第26話「言葉の刃」前編
「フュージョントリガー、か・・・・・・まったく、面倒な物を作ってくれたものよ、銀河警察も」
数日後。DOE社のライバル企業・ネビュラカンパニーの社長であるバラム・リーベルトが、手の中の装置をいじりながら苦々しく呟いた。

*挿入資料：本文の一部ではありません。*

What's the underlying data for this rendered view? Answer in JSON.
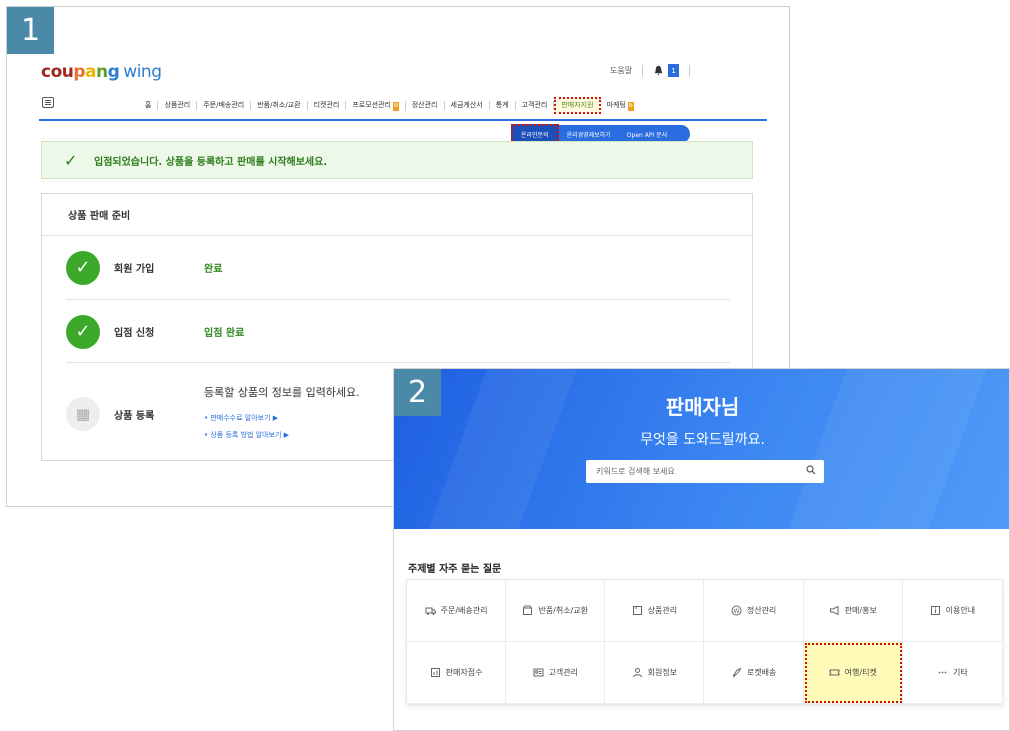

「これが完成するのが先だったはずが、完全に先を越されたな。・・・虹崎誠人にこれ以上、力を持たれてはかなわん」
と、その時。社長室の電話から、着信音が鳴り響いた。
「はい」
「社長、開発部のラダロ・カーチェスです。たった今、地球に到着いたしました」
頭部を金魚鉢のような球体で覆った一人の宇宙人が、スマートフォンのような端末でバラムと通話を始めた。彼の目の前には、人気のない採石場が広がっている。
「カーチェス・・・確か、新製品のテストを申請していた者だったか?」
「左様でございます。社長、私が開発した言語物質化装置、通称LMD(Language Materialization Device)の有用性を、必ずや証明してみせましょう」
「うむ・・・期待しているぞ、カーチェス。だが気をつけろ。管轄外とはいえ、その星には銀河警察の刑事がいる。テストは決して気取られぬように行うのだ」
「承知いたしました。では、これにて・・・」
バラムとの通話を終えると、ラダロは左腕に身に着けていた装置のボタンを押した。すると彼の姿が、やや肥満気味の中年男性のような姿に変わる。
「さて、実験開始といきましょう。どれだけの力を発揮してくれるか、見ものですね・・・」
どこか意地汚い笑みを浮かべながら、ラダロはある物を右手に握りしめた。それは花びらのような形をした、銀色のネックレスであった。
「お邪魔しまーす!ミュウ、遊びに来たよ!」
数時間後。キリアが学校帰りの誠人とミナミを連れ、ミュウとカグラの家を訪れていた。
「あれ・・・?ミュウ、いないの?」
「留守、ってことはないよな・・・家の鍵、開いてるし・・・」
「聞こえてないんじゃないですか?ミュウ、出てきなさい!久々に先輩が来たんです、ちゃんとおもてなしをしなさい!」
「おい、何様だお前は・・・ん?」
ミナミに冷めた声でツッコんだその時、誠人は家の中からかすかな声のようなものを聞いた気がした。
「どうしたの、お兄ちゃん?」
「しっ・・・なんか、声みたいなの聞こえないか?」
「確かに・・・これ、ミュウの声だよ!」
キリアはそう確信すると、すぐに家の中に駆け込んだ。慌ててその後に続いた誠人達が目にしたのは、居間で一人泣きじゃくるミュウの姿だった。
「ミュウ!どうしたの、一体!?」
キリアが叫ぶように問いかけると、ミュウは涙に濡れた瞳を彼女の方へ向けた。
「キリアちゃん・・・ボクはもう悔しくて悔しくて・・・」
か細い声でそう口にすると、ミュウは大声をあげて泣き始めた。一瞬ミナミと顔を見合わせると、誠人はミュウの肩に手を置いて問いかけた。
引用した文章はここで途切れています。